The stock fell as much as 3.5 percent, the lowest since last December, and closed 1.6 percent lower at 186.90 rand by 5 p.m. in Johannesburg trading. The regulator hasn’t disclosed details of the probe.
“On May 28, a notice was received from the NCR referring the matter to the National Consumer Tribunal,” Capitec, based in Stellenbosch, east of Cape Town, said in a statement today. “It remains impracticable to estimate its financial effect or the amount of any possible outflow,” the bank said, without disclosing how much the regulator may want to fine the lender.
African Bank Investments Ltd. (ABL), the largest provider of loans not backed by assets, said in February the regulator wanted to fine it 300 million rand ($28 million) for fraud carried out at one of its branches.
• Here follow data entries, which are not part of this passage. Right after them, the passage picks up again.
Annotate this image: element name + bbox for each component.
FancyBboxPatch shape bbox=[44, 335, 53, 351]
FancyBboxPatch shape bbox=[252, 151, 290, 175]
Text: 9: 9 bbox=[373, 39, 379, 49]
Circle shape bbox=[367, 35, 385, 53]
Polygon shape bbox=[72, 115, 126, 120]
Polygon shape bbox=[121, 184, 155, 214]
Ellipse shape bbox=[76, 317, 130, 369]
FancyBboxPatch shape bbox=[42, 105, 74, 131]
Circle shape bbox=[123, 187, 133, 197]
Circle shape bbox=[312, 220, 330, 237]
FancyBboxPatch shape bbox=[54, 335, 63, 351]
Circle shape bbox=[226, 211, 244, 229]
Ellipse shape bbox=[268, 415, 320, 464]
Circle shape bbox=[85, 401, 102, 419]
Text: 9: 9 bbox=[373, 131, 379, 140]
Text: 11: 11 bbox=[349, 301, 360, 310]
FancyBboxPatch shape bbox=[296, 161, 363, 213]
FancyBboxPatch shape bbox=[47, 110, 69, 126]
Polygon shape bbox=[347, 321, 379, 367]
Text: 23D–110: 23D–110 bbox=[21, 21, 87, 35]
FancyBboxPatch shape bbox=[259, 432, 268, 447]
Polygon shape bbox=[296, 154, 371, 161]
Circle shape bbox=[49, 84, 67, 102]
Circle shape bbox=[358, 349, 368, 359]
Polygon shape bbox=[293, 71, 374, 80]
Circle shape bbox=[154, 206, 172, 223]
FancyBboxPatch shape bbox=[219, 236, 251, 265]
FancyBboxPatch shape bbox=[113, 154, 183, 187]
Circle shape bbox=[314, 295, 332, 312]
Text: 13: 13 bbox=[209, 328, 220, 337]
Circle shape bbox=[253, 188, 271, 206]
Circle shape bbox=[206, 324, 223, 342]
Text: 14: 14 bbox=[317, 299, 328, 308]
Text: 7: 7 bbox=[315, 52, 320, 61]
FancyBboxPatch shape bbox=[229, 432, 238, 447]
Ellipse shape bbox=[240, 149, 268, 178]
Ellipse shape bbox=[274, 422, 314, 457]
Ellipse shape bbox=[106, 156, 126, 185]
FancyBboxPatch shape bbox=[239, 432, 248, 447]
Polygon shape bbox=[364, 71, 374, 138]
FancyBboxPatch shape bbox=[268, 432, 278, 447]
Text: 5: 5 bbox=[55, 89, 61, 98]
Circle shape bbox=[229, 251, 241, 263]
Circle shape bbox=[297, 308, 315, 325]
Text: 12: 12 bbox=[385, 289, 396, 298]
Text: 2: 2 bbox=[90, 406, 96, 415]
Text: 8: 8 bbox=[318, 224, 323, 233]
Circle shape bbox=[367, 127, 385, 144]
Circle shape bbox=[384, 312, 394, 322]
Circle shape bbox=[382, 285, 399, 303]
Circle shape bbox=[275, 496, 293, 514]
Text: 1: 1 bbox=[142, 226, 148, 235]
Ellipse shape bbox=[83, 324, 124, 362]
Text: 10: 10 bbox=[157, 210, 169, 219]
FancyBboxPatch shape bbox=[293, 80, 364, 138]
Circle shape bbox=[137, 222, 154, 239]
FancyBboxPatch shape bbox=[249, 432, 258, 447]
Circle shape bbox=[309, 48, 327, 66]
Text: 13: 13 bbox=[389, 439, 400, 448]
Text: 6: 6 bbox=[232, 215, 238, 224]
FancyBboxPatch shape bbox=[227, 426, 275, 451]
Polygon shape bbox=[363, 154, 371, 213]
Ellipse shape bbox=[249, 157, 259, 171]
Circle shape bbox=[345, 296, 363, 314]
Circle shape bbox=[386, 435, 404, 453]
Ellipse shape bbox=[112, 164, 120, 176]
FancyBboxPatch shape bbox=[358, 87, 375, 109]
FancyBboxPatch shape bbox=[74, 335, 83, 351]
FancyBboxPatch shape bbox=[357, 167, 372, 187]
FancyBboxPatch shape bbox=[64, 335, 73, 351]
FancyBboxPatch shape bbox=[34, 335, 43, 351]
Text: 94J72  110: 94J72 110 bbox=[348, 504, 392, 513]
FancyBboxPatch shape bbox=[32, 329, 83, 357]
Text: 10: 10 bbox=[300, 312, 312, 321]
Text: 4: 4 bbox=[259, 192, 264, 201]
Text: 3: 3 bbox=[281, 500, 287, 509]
African Bank, like Capitec, is disputing the allegations. While the NCR has probed unsecured lenders, banks including Standard Bank Group Ltd. (SBK) have reported an increase in bad debts as unemployment rises, the economy slows and consumers struggle to repay loans.
“Capitec needs to be more transparent,” said Neville Chester, who helps oversee the equivalent of $42 billion at Coronation Fund Managers Ltd. (CML) in Cape Town. “Banking is a trust business so you have to be very cautious not to scare the market, but at the same time you have to communicate.”